Political analysts believe that it would be a clean sweep for him in Otukpo, Okpokwu (his country) Ohimini, Apa, Agatu and most likely, Ado.
However, observers said the votes in Ogbadibo, Obi and Oju would be divided among the top contenders, including Young Alhaji.
Among the three top contenders, Moro is the youngest but the peoples’ favourite.
He would be banking on the people to ‘pay’ him back for his past records.
Also, Benue South has been dominated by the Moro’s PDP for 20 years and story might not change this time around.
The youths and women folks would likely go this way.
Steve Lawani (APC).
He’s fondly called the ‘silent achiever.’ Reserved and calm, Lawani, former Deputy Governor of Benue State is a man to watch in today’s election.

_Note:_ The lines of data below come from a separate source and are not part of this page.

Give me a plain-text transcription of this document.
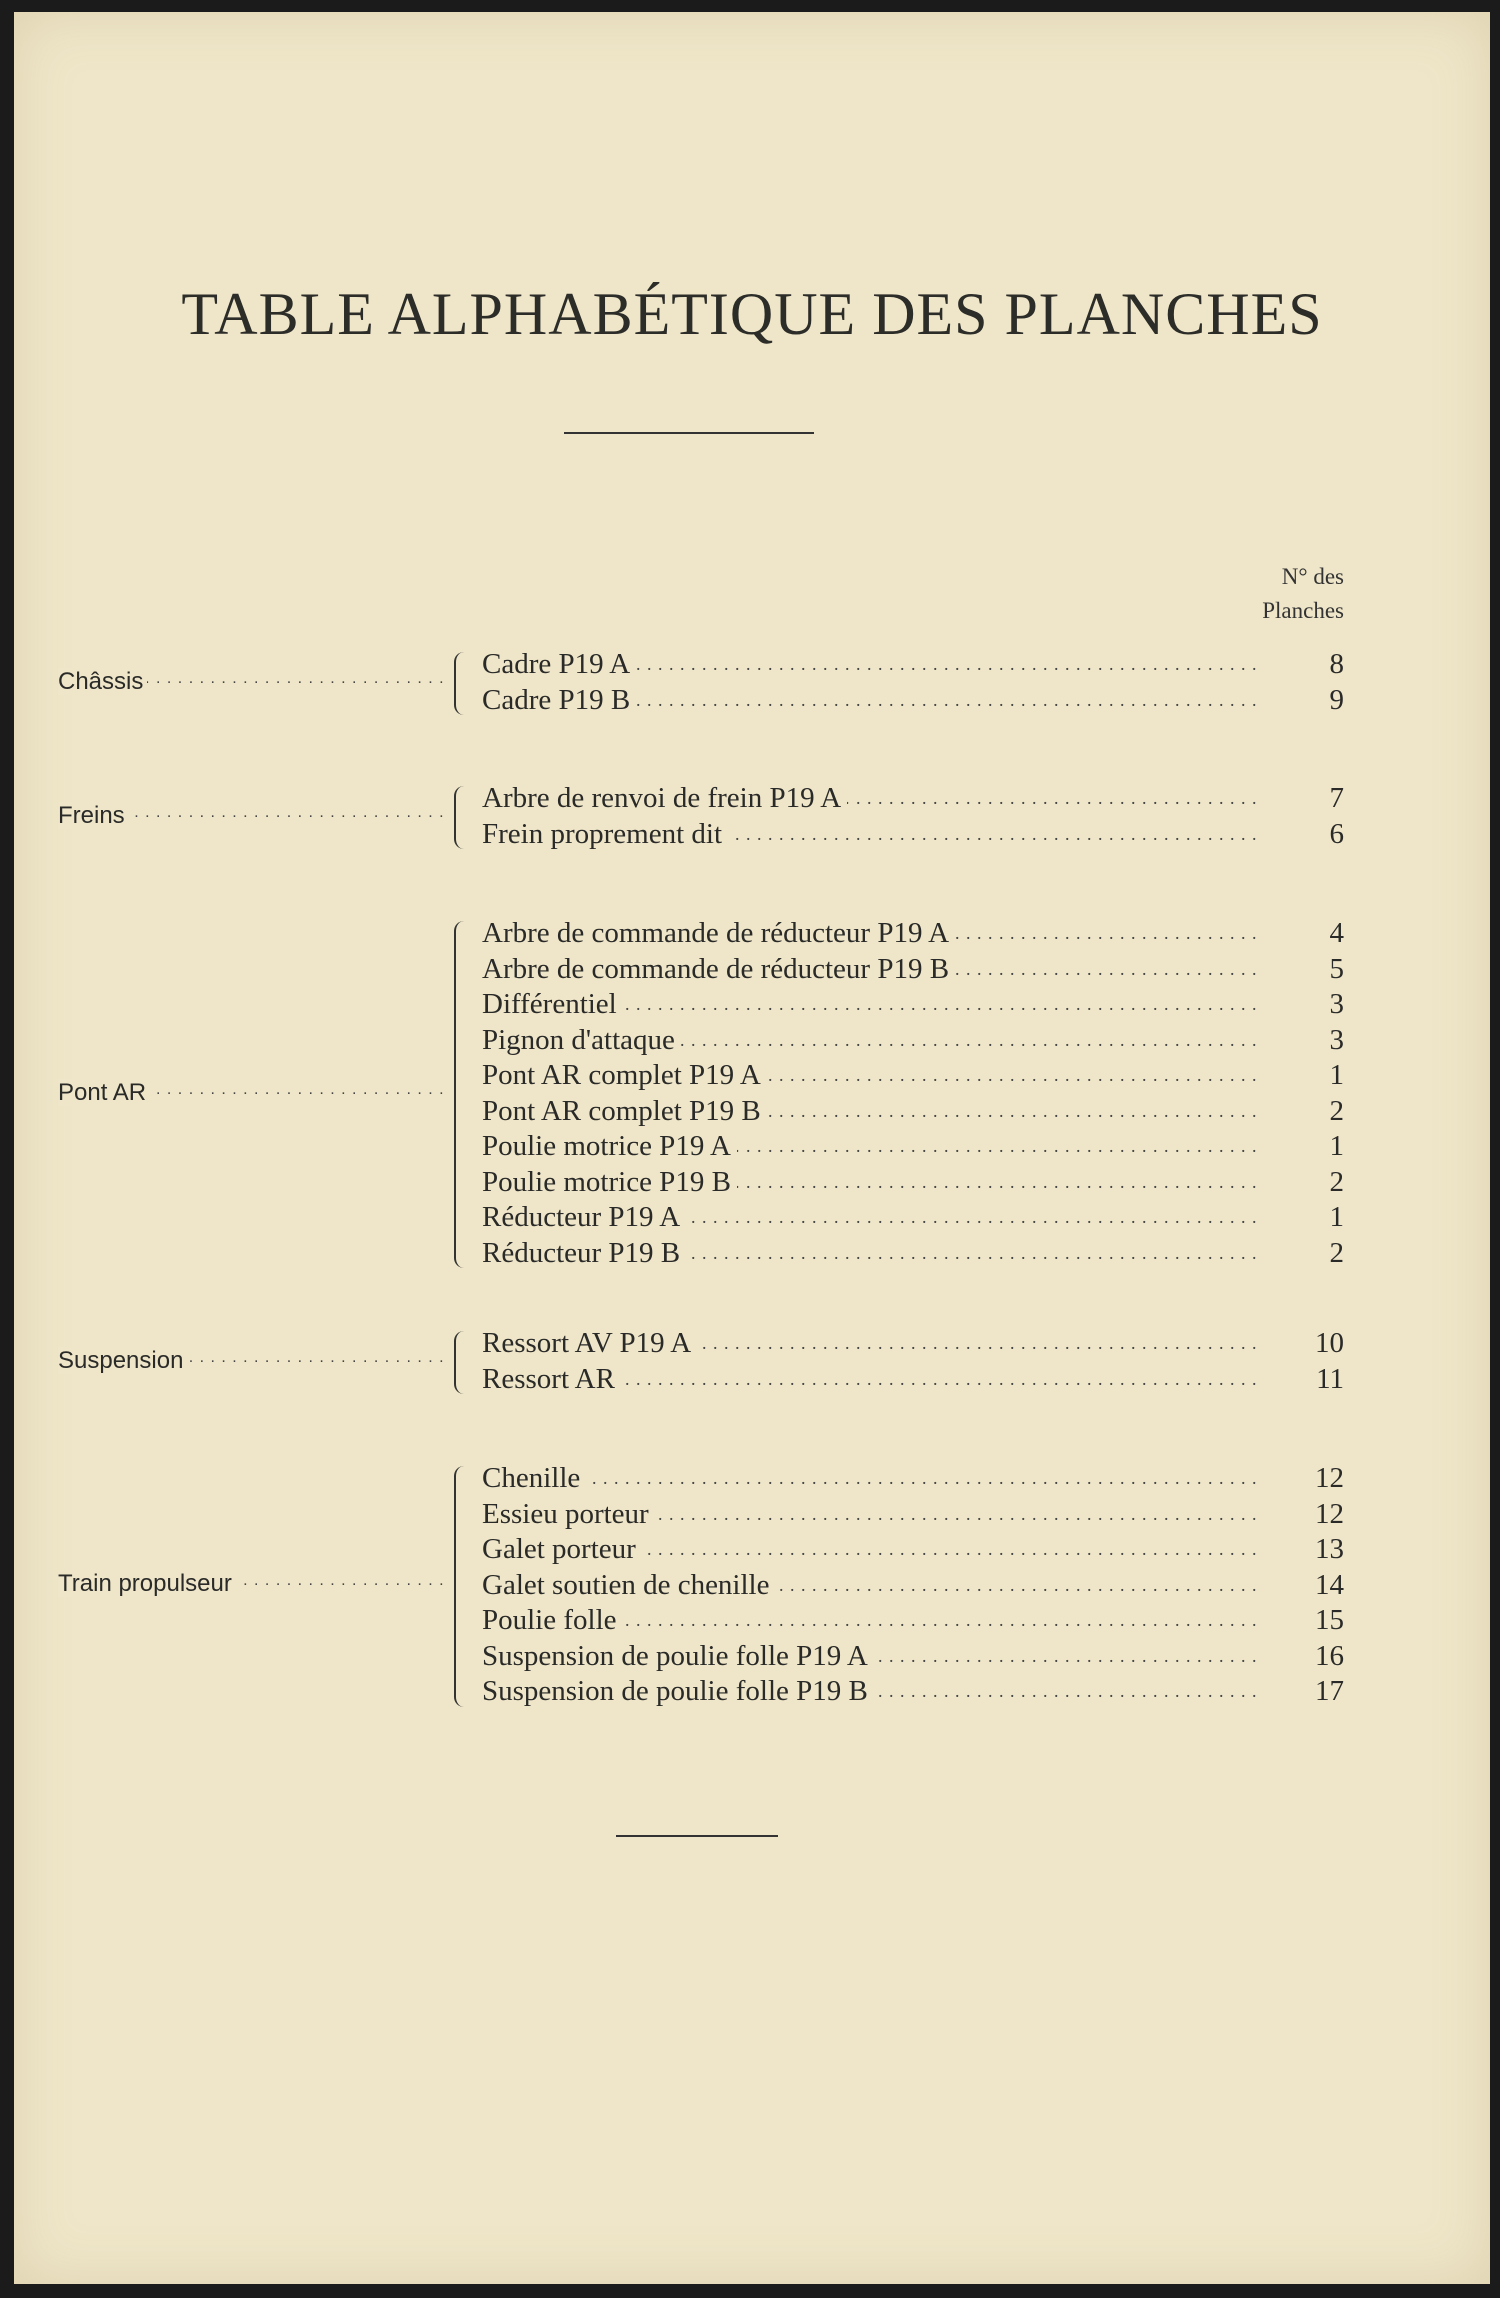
TABLE ALPHABÉTIQUE DES PLANCHES
N° des
Planches
Châssis . . .
Cadre P19 A . . .	8
Cadre P19 B . . .	9
Freins . . .
Arbre de renvoi de frein P19 A . . .	7
Frein proprement dit . . .	6
Pont AR . . .
Arbre de commande de réducteur P19 A . . .	4
Arbre de commande de réducteur P19 B . . .	5
Différentiel . . .	3
Pignon d'attaque . . .	3
Pont AR complet P19 A . . .	1
Pont AR complet P19 B . . .	2
Poulie motrice P19 A . . .	1
Poulie motrice P19 B . . .	2
Réducteur P19 A . . .	1
Réducteur P19 B . . .	2
Suspension . . .
Ressort AV P19 A . . .	10
Ressort AR . . .	11
Train propulseur . . .
Chenille . . .	12
Essieu porteur . . .	12
Galet porteur . . .	13
Galet soutien de chenille . . .	14
Poulie folle . . .	15
Suspension de poulie folle P19 A . . .	16
Suspension de poulie folle P19 B . . .	17
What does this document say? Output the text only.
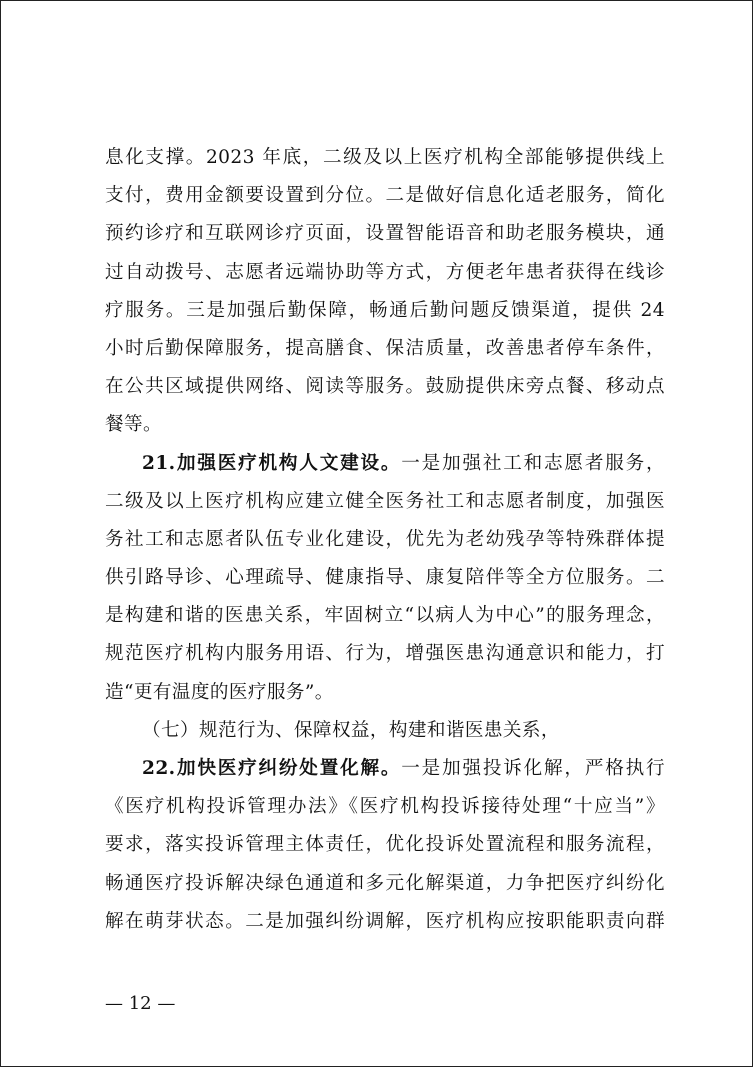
息化支撑。2023 年底，二级及以上医疗机构全部能够提供线上
支付，费用金额要设置到分位。二是做好信息化适老服务，简化
预约诊疗和互联网诊疗页面，设置智能语音和助老服务模块，通
过自动拨号、志愿者远端协助等方式，方便老年患者获得在线诊
疗服务。三是加强后勤保障，畅通后勤问题反馈渠道，提供 24
小时后勤保障服务，提高膳食、保洁质量，改善患者停车条件，
在公共区域提供网络、阅读等服务。鼓励提供床旁点餐、移动点
餐等。
21.加强医疗机构人文建设。一是加强社工和志愿者服务，
二级及以上医疗机构应建立健全医务社工和志愿者制度，加强医
务社工和志愿者队伍专业化建设，优先为老幼残孕等特殊群体提
供引路导诊、心理疏导、健康指导、康复陪伴等全方位服务。二
是构建和谐的医患关系，牢固树立“以病人为中心”的服务理念，
规范医疗机构内服务用语、行为，增强医患沟通意识和能力，打
造“更有温度的医疗服务”。
（七）规范行为、保障权益，构建和谐医患关系，
22.加快医疗纠纷处置化解。一是加强投诉化解，严格执行
《医疗机构投诉管理办法》《医疗机构投诉接待处理“十应当”》
要求，落实投诉管理主体责任，优化投诉处置流程和服务流程，
畅通医疗投诉解决绿色通道和多元化解渠道，力争把医疗纠纷化
解在萌芽状态。二是加强纠纷调解，医疗机构应按职能职责向群
— 12 —
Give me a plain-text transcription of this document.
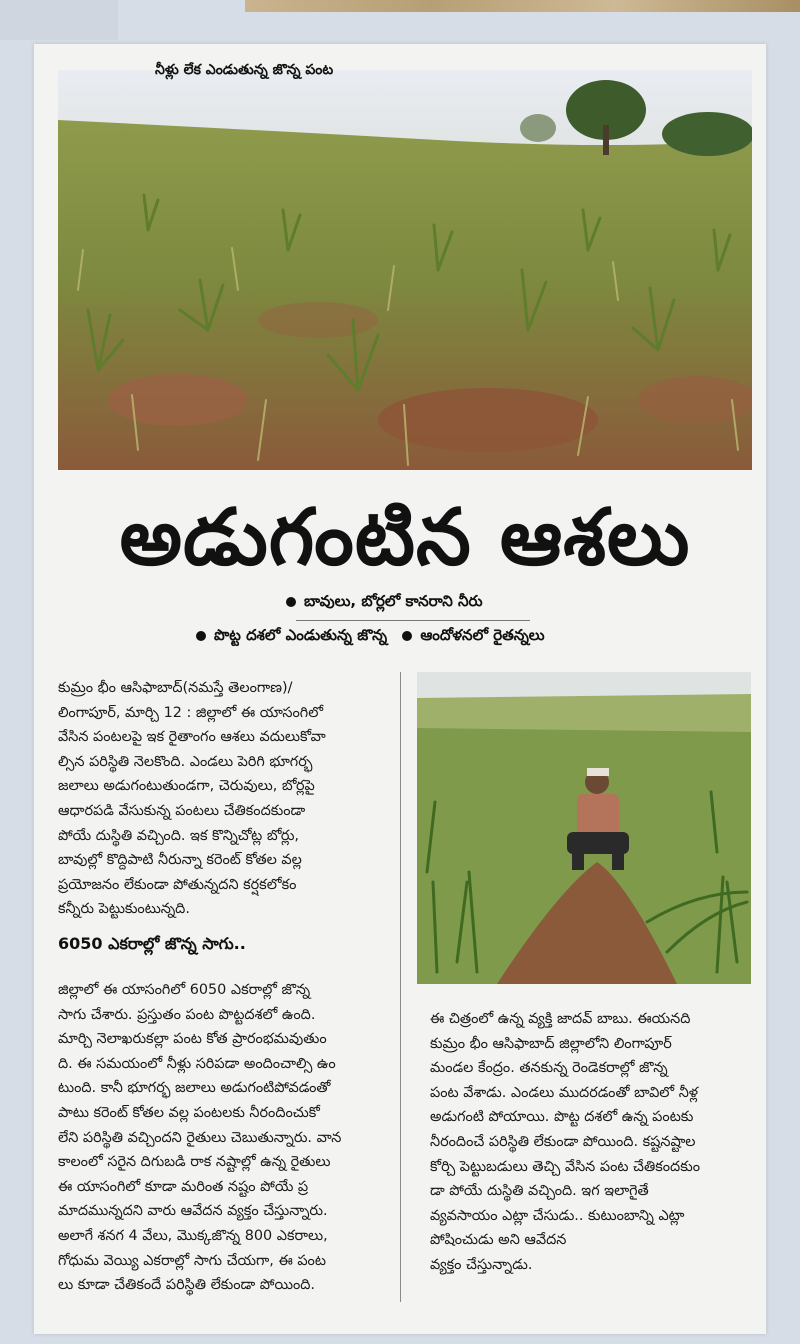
నీళ్లు లేక ఎండుతున్న జొన్న పంట
అడుగంటిన ఆశలు
బావులు, బోర్లలో కానరాని నీరు
పొట్ట దశలో ఎండుతున్న జొన్న ఆందోళనలో రైతన్నలు

కుమ్రం భీం ఆసిఫాబాద్(నమస్తే తెలంగాణ)/

లింగాపూర్, మార్చి 12 : జిల్లాలో ఈ యాసంగిలో

వేసిన పంటలపై ఇక రైతాంగం ఆశలు వదులుకోవా

ల్సిన పరిస్థితి నెలకొంది. ఎండలు పెరిగి భూగర్భ

జలాలు అడుగంటుతుండగా, చెరువులు, బోర్లపై

ఆధారపడి వేసుకున్న పంటలు చేతికందకుండా

పోయే దుస్థితి వచ్చింది. ఇక కొన్నిచోట్ల బోర్లు,

బావుల్లో కొద్దిపాటి నీరున్నా కరెంట్ కోతల వల్ల

ప్రయోజనం లేకుండా పోతున్నదని కర్షకలోకం

కన్నీరు పెట్టుకుంటున్నది.

6050 ఎకరాల్లో జొన్న సాగు..

జిల్లాలో ఈ యాసంగిలో 6050 ఎకరాల్లో జొన్న

సాగు చేశారు. ప్రస్తుతం పంట పొట్టదశలో ఉంది.

మార్చి నెలాఖరుకల్లా పంట కోత ప్రారంభమవుతుం

ది. ఈ సమయంలో నీళ్లు సరిపడా అందించాల్సి ఉం

టుంది. కానీ భూగర్భ జలాలు అడుగంటిపోవడంతో

పాటు కరెంట్ కోతల వల్ల పంటలకు నీరందించుకో

లేని పరిస్థితి వచ్చిందని రైతులు చెబుతున్నారు. వాన

కాలంలో సరైన దిగుబడి రాక నష్టాల్లో ఉన్న రైతులు

ఈ యాసంగిలో కూడా మరింత నష్టం పోయే ప్ర

మాదమున్నదని వారు ఆవేదన వ్యక్తం చేస్తున్నారు.

అలాగే శనగ 4 వేలు, మొక్కజొన్న 800 ఎకరాలు,

గోధుమ వెయ్యి ఎకరాల్లో సాగు చేయగా, ఈ పంట

లు కూడా చేతికందే పరిస్థితి లేకుండా పోయింది.

ఈ చిత్రంలో ఉన్న వ్యక్తి జాదవ్ బాబు. ఈయనది

కుమ్రం భీం ఆసిఫాబాద్ జిల్లాలోని లింగాపూర్

మండల కేంద్రం. తనకున్న రెండెకరాల్లో జొన్న

పంట వేశాడు. ఎండలు ముదరడంతో బావిలో నీళ్ల

అడుగంటి పోయాయి. పొట్ట దశలో ఉన్న పంటకు

నీరందించే పరిస్థితి లేకుండా పోయింది. కష్టనష్టాల

కోర్చి పెట్టుబడులు తెచ్చి వేసిన పంట చేతికందకుం

డా పోయే దుస్థితి వచ్చింది. ఇగ ఇలాగైతే

వ్యవసాయం ఎట్లా చేసుడు.. కుటుంబాన్ని ఎట్లా

పోషించుడు అని ఆవేదన

వ్యక్తం చేస్తున్నాడు.
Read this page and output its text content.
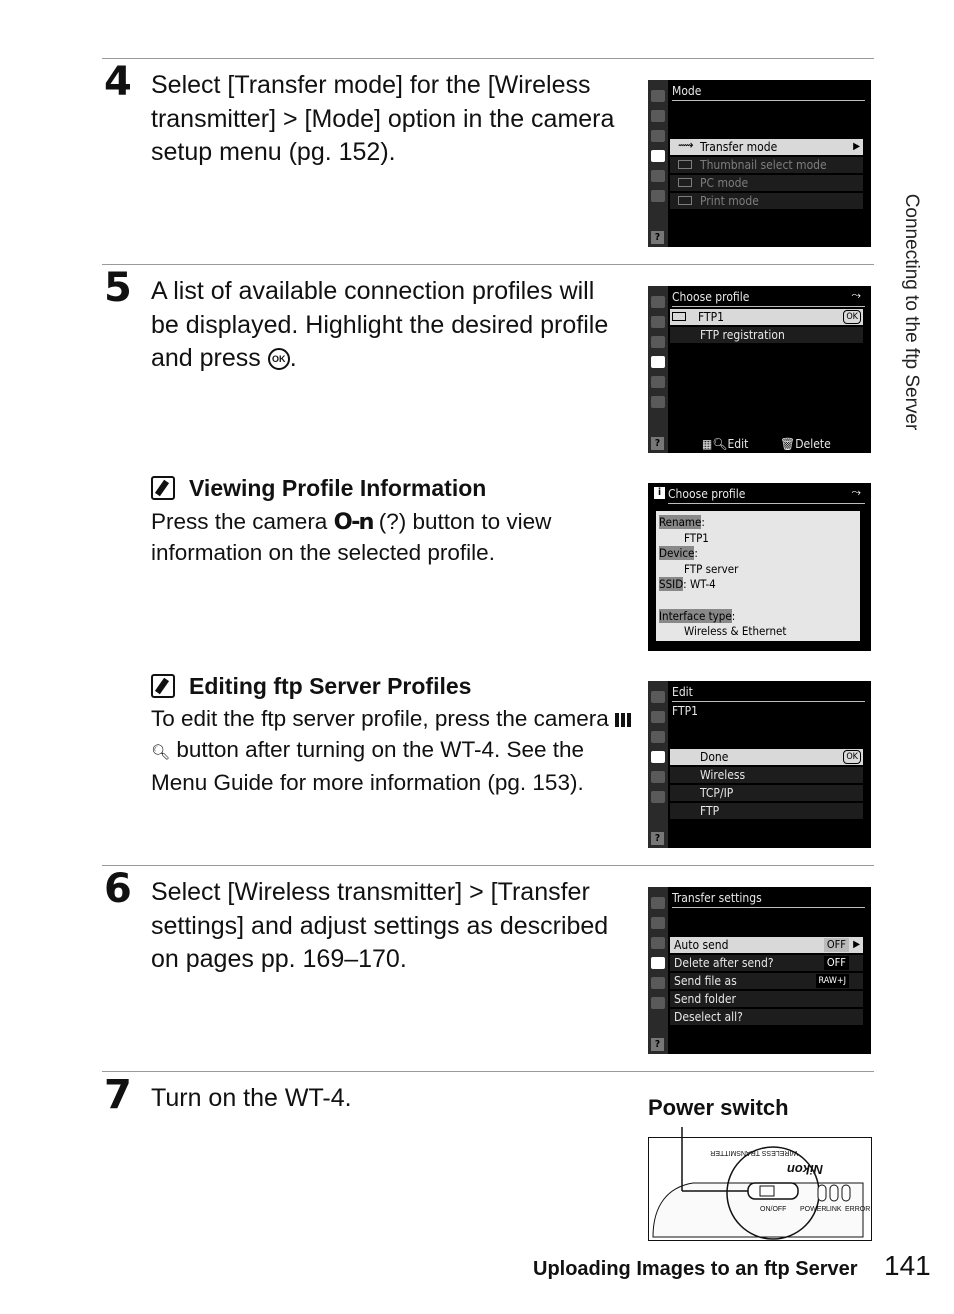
Connecting to the ftp Server
4 Select [Transfer mode] for the [Wireless transmitter] > [Mode] option in the camera setup menu (pg. 152).
5 A list of available connection profiles will be displayed. Highlight the desired profile and press OK .
Viewing Profile Information
Press the camera O-n (?) button to view information on the selected profile.
Editing ftp Server Profiles
To edit the ftp server profile, press the camera 🔍︎ button after turning on the WT-4. See the Menu Guide for more information (pg. 153).
6 Select [Wireless transmitter] > [Transfer settings] and adjust settings as described on pages pp. 169–170.
7 Turn on the WT-4.
Mode
⟿
Transfer mode	▶
Thumbnail select mode
PC mode
Print mode
?
Choose profile	⤳
FTP1	OK
FTP registration
▦🔍︎Edit	🗑︎Delete
?
i Choose profile	⤳
Rename:
FTP1
Device:
FTP server
SSID: WT-4

Interface type:
Wireless & Ethernet
Edit
FTP1
Done	OK
Wireless
TCP/IP
FTP
?
Transfer settings
Auto send	OFF ▶
Delete after send?	OFF
Send file as	RAW+J
Send folder
Deselect all?
?
Power switch
Nikon
WIRELESS TRANSMITTER
ON/OFF POWER LINK ERROR
Uploading Images to an ftp Server 141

A man of few words but highly rooted.
Lawani believes that blowing trumpet about one’s political achievements is unnecessary, hence, reason he’s not talking what he did as deputy governor of the state for eight years.
In Ogbadibo, which is his territory, it might not be a clean sweep for him because most of Moro’s strong men hailed from this area.
Lawani would find Owukpa a hard nut to crack but Orokam and Otukpa may stand for him.
He is believed to be banking on federal might for a smooth ride.
Lawani would sure get good votes from Oju and Obi (Igede nation) might not be big enough to settle the score.
The elderly men would toe this path.
Mike Onoja (SDP)
Two major odds against Chief Mike Onoja in today’s election is his age and political instability.
Within the last four years, Onoja, who is beleived to be in his 80s has pitched his tent with three different political parties.
Before the 2015 general elections, Onoja was in the race for the Peoples Democratic Party’s ticket.
However, on the day of the primary between him and the then Senate President, David Mark, Onoja announced his withdrawal from the race and declared his support for Mark, having spent millions of naira canvassing for votes.
In 2016, he announced his defection to the All Progressives Congress during the rerun, citing the wind of change blowing across the country as his reason.
Surprisingly, in 2018, Onoja made a second return to the PDP and declared his ambition for the Senate but lost woefully during the party’s primary to Moro.
Consequently, he defected to the SDP and was given the party’s senatorial ticket, which was hitherto held by Adakole Ijogi.
Most people don’t really trust his judgement and political calculations.
Even in his country home, Ado, Onoja may not pull reasonable votes due to a long standing royal tussle in the area.
Most of his votes might come from Igede community (Oju and Obi).
Few Igede elders would go for him.
While one may not be bold enough to predict the result of today’s election, it won’t be unwise to say that it is going to be a battle between the federal and the local nights.
No doubt, the area is tensed; the people are in suspense and waiting eagerly to see a new face at the Senate after 20 years of ‘Markmania’.’